Regarding local control for the psilocybin proposal, the bill says that county or municipal governments “may adopt, by ordinance, reasonable regulations on the operation of psilocybin product manufacturers and psilocybin service centers located within that county or municipality.”

“No county or municipality will be authorized to establish any taxes or fees on the manufacture or sale of psilocybin products or the provision of psilocybin services,” it states.

This is one of the latest examples of how lawmakers across the country are approaching psychedelics policy this session.

In California, for instance, a Senate-passed bill from Sen. Scott Wiener (D) to legalize the possession and facilitated use of certain psychedelics is set to be considered in an Assembly committee on Tuesday. The sponsor warned recently that the measure faces a “challenging road” ahead to passage.

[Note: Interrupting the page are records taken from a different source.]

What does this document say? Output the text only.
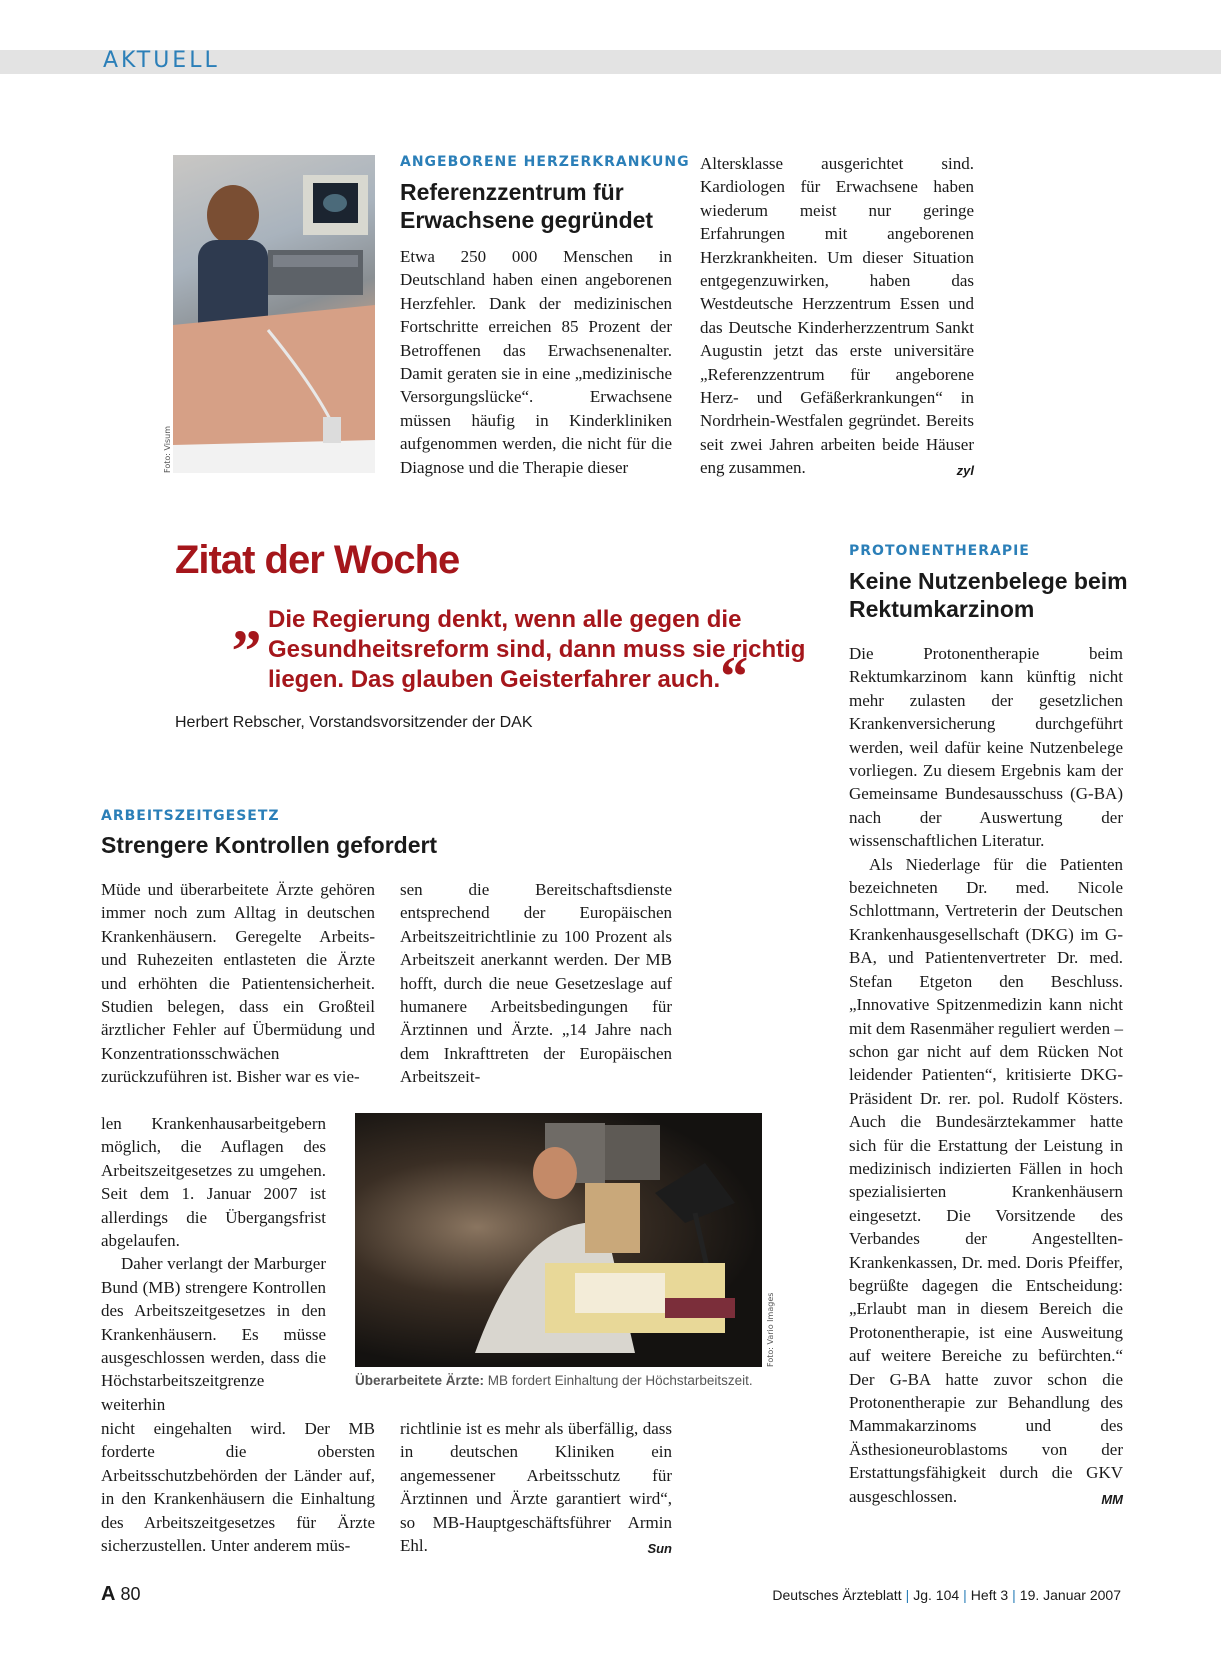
AKTUELL
Foto: Visum
ANGEBORENE HERZERKRANKUNG
Referenzzentrum für Erwachsene gegründet

Etwa 250 000 Menschen in Deutschland haben einen angeborenen Herzfehler. Dank der medizinischen Fortschritte erreichen 85 Prozent der Betroffenen das Erwachsenenalter. Damit geraten sie in eine „medizinische Versorgungslücke“. Erwachsene müssen häufig in Kinderkliniken aufgenommen werden, die nicht für die Diagnose und die Therapie dieser

Altersklasse ausgerichtet sind. Kardiologen für Erwachsene haben wiederum meist nur geringe Erfahrungen mit angeborenen Herzkrankheiten. Um dieser Situation entgegenzuwirken, haben das Westdeutsche Herzzentrum Essen und das Deutsche Kinderherzzentrum Sankt Augustin jetzt das erste universitäre „Referenzzentrum für angeborene Herz- und Gefäßerkrankungen“ in Nordrhein-Westfalen gegründet. Bereits seit zwei Jahren arbeiten beide Häuser eng zusammen.	zyl

Zitat der Woche
„ Die Regierung denkt, wenn alle gegen die Gesundheitsreform sind, dann muss sie richtig liegen. Das glauben Geisterfahrer auch.“
Herbert Rebscher, Vorstandsvorsitzender der DAK
ARBEITSZEITGESETZ
Strengere Kontrollen gefordert

Müde und überarbeitete Ärzte gehören immer noch zum Alltag in deutschen Krankenhäusern. Geregelte Arbeits- und Ruhezeiten entlasteten die Ärzte und erhöhten die Patientensicherheit. Studien belegen, dass ein Großteil ärztlicher Fehler auf Übermüdung und Konzentrationsschwächen zurückzuführen ist. Bisher war es vie-

len Krankenhausarbeitgebern möglich, die Auflagen des Arbeitszeitgesetzes zu umgehen. Seit dem 1. Januar 2007 ist allerdings die Übergangsfrist abgelaufen.

Daher verlangt der Marburger Bund (MB) strengere Kontrollen des Arbeitszeitgesetzes in den Krankenhäusern. Es müsse ausgeschlossen werden, dass die Höchstarbeitszeitgrenze weiterhin

nicht eingehalten wird. Der MB forderte die obersten Arbeitsschutzbehörden der Länder auf, in den Krankenhäusern die Einhaltung des Arbeitszeitgesetzes für Ärzte sicherzustellen. Unter anderem müs-

sen die Bereitschaftsdienste entsprechend der Europäischen Arbeitszeitrichtlinie zu 100 Prozent als Arbeitszeit anerkannt werden. Der MB hofft, durch die neue Gesetzeslage auf humanere Arbeitsbedingungen für Ärztinnen und Ärzte. „14 Jahre nach dem Inkrafttreten der Europäischen Arbeitszeit-

Foto: Vario Images
Überarbeitete Ärzte: MB fordert Einhaltung der Höchstarbeitszeit.

richtlinie ist es mehr als überfällig, dass in deutschen Kliniken ein angemessener Arbeitsschutz für Ärztinnen und Ärzte garantiert wird“, so MB-Hauptgeschäftsführer Armin Ehl.	Sun

PROTONENTHERAPIE
Keine Nutzenbelege beim Rektumkarzinom

Die Protonentherapie beim Rektumkarzinom kann künftig nicht mehr zulasten der gesetzlichen Krankenversicherung durchgeführt werden, weil dafür keine Nutzenbelege vorliegen. Zu diesem Ergebnis kam der Gemeinsame Bundesausschuss (G-BA) nach der Auswertung der wissenschaftlichen Literatur.

Als Niederlage für die Patienten bezeichneten Dr. med. Nicole Schlottmann, Vertreterin der Deutschen Krankenhausgesellschaft (DKG) im G-BA, und Patientenvertreter Dr. med. Stefan Etgeton den Beschluss. „Innovative Spitzenmedizin kann nicht mit dem Rasenmäher reguliert werden – schon gar nicht auf dem Rücken Not leidender Patienten“, kritisierte DKG-Präsident Dr. rer. pol. Rudolf Kösters. Auch die Bundesärztekammer hatte sich für die Erstattung der Leistung in medizinisch indizierten Fällen in hoch spezialisierten Krankenhäusern eingesetzt. Die Vorsitzende des Verbandes der Angestellten-Krankenkassen, Dr. med. Doris Pfeiffer, begrüßte dagegen die Entscheidung: „Erlaubt man in diesem Bereich die Protonentherapie, ist eine Ausweitung auf weitere Bereiche zu befürchten.“ Der G-BA hatte zuvor schon die Protonentherapie zur Behandlung des Mammakarzinoms und des Ästhesioneuroblastoms von der Erstattungsfähigkeit durch die GKV ausgeschlossen.	MM

A 80	Deutsches Ärzteblatt | Jg. 104 | Heft 3 | 19. Januar 2007
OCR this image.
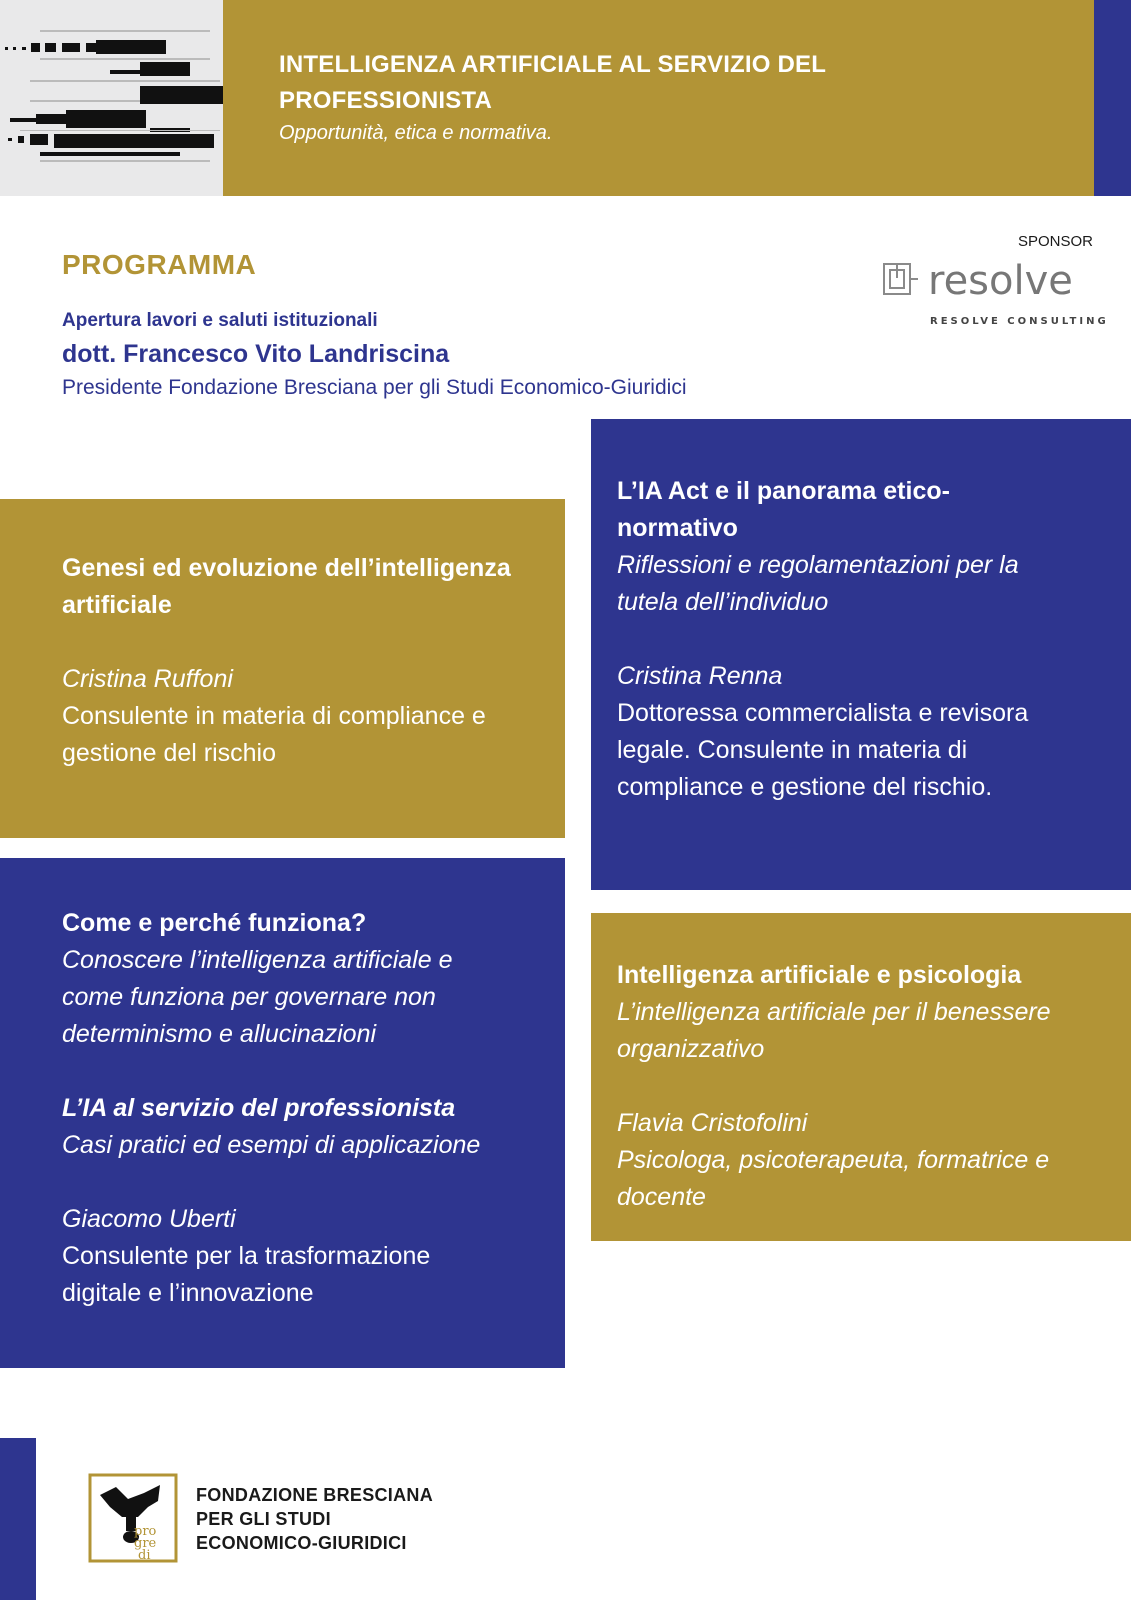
INTELLIGENZA ARTIFICIALE AL SERVIZIO DEL
PROFESSIONISTA
Opportunità, etica e normativa.
SPONSOR
resolve
RESOLVE CONSULTING
PROGRAMMA
Apertura lavori e saluti istituzionali
dott. Francesco Vito Landriscina
Presidente Fondazione Bresciana per gli Studi Economico-Giuridici

Genesi ed evoluzione dell’intelligenza
artificiale

Cristina Ruffoni

Consulente in materia di compliance e
gestione del rischio

L’IA Act e il panorama etico-
normativo

Riflessioni e regolamentazioni per la
tutela dell’individuo

Cristina Renna

Dottoressa commercialista e revisora
legale. Consulente in materia di
compliance e gestione del rischio.

Come e perché funziona?

Conoscere l’intelligenza artificiale e
come funziona per governare non
determinismo e allucinazioni

L’IA al servizio del professionista

Casi pratici ed esempi di applicazione

Giacomo Uberti

Consulente per la trasformazione
digitale e l’innovazione

Intelligenza artificiale e psicologia

L’intelligenza artificiale per il benessere
organizzativo

Flavia Cristofolini

Psicologa, psicoterapeuta, formatrice e
docente

pro
gre
di
FONDAZIONE BRESCIANA
PER GLI STUDI
ECONOMICO-GIURIDICI
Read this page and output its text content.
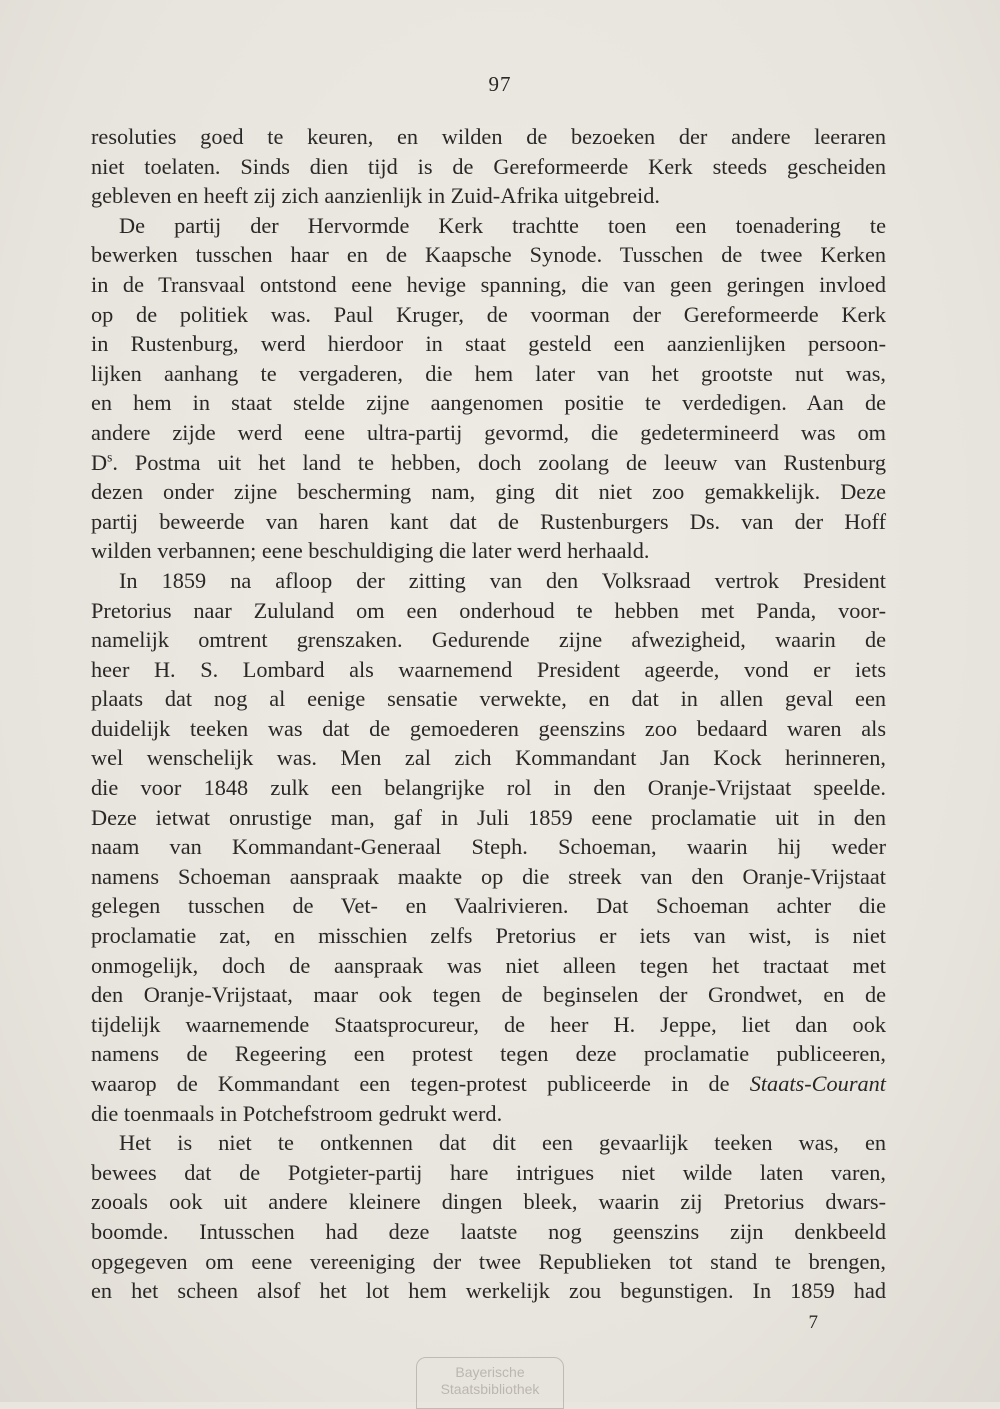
97
resoluties goed te keuren, en wilden de bezoeken der andere leeraren
niet toelaten. Sinds dien tijd is de Gereformeerde Kerk steeds gescheiden
gebleven en heeft zij zich aanzienlijk in Zuid-Afrika uitgebreid.
De partij der Hervormde Kerk trachtte toen een toenadering te
bewerken tusschen haar en de Kaapsche Synode. Tusschen de twee Kerken
in de Transvaal ontstond eene hevige spanning, die van geen geringen invloed
op de politiek was. Paul Kruger, de voorman der Gereformeerde Kerk
in Rustenburg, werd hierdoor in staat gesteld een aanzienlijken persoon-
lijken aanhang te vergaderen, die hem later van het grootste nut was,
en hem in staat stelde zijne aangenomen positie te verdedigen. Aan de
andere zijde werd eene ultra-partij gevormd, die gedetermineerd was om
$D^s$. Postma uit het land te hebben, doch zoolang de leeuw van Rustenburg
dezen onder zijne bescherming nam, ging dit niet zoo gemakkelijk. Deze
partij beweerde van haren kant dat de Rustenburgers Ds. van der Hoff
wilden verbannen; eene beschuldiging die later werd herhaald.
In 1859 na afloop der zitting van den Volksraad vertrok President
Pretorius naar Zululand om een onderhoud te hebben met Panda, voor-
namelijk omtrent grenszaken. Gedurende zijne afwezigheid, waarin de
heer H. S. Lombard als waarnemend President ageerde, vond er iets
plaats dat nog al eenige sensatie verwekte, en dat in allen geval een
duidelijk teeken was dat de gemoederen geenszins zoo bedaard waren als
wel wenschelijk was. Men zal zich Kommandant Jan Kock herinneren,
die voor 1848 zulk een belangrijke rol in den Oranje-Vrijstaat speelde.
Deze ietwat onrustige man, gaf in Juli 1859 eene proclamatie uit in den
naam van Kommandant-Generaal Steph. Schoeman, waarin hij weder
namens Schoeman aanspraak maakte op die streek van den Oranje-Vrijstaat
gelegen tusschen de Vet- en Vaalrivieren. Dat Schoeman achter die
proclamatie zat, en misschien zelfs Pretorius er iets van wist, is niet
onmogelijk, doch de aanspraak was niet alleen tegen het tractaat met
den Oranje-Vrijstaat, maar ook tegen de beginselen der Grondwet, en de
tijdelijk waarnemende Staatsprocureur, de heer H. Jeppe, liet dan ook
namens de Regeering een protest tegen deze proclamatie publiceeren,
waarop de Kommandant een tegen-protest publiceerde in de Staats-Courant
die toenmaals in Potchefstroom gedrukt werd.
Het is niet te ontkennen dat dit een gevaarlijk teeken was, en
bewees dat de Potgieter-partij hare intrigues niet wilde laten varen,
zooals ook uit andere kleinere dingen bleek, waarin zij Pretorius dwars-
boomde. Intusschen had deze laatste nog geenszins zijn denkbeeld
opgegeven om eene vereeniging der twee Republieken tot stand te brengen,
en het scheen alsof het lot hem werkelijk zou begunstigen. In 1859 had
7
Bayerische
Staatsbibliothek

The governor of Minnesota signed a large-scale bill last month that includes similar provisions to establish a psychedelics task force meant to prepare the state for possible legalization.

Colorado Gov. Jared Polis (D) signed a bill last month to create a regulatory framework for legal psychedelics under a voter-approved initiative. He also spoke about his desire to have the legislature authorize him to grant pardons for psychedelics-related convictions last week.

Last month, a North Carolina House committee approved a bill to create a $5 million grant program to support research into the therapeutic potential of psilocybin and MDMA and to create a Breakthrough Therapies Research Advisory Board to oversee the effort.

A Washington State bill to promote research into psilocybin and create a pilot program to provide therapeutic access to the psychedelic for mental health treatment was also signed by the governor.

Back in New Jersey, the governor signed a bill into law last month that will allow licensed marijuana businesses to deduct certain expenses on their state tax returns—a partial remedy as the industry continues to be blocked from making federal deductions under Internal Revenue Service (IRS) code known as 280E.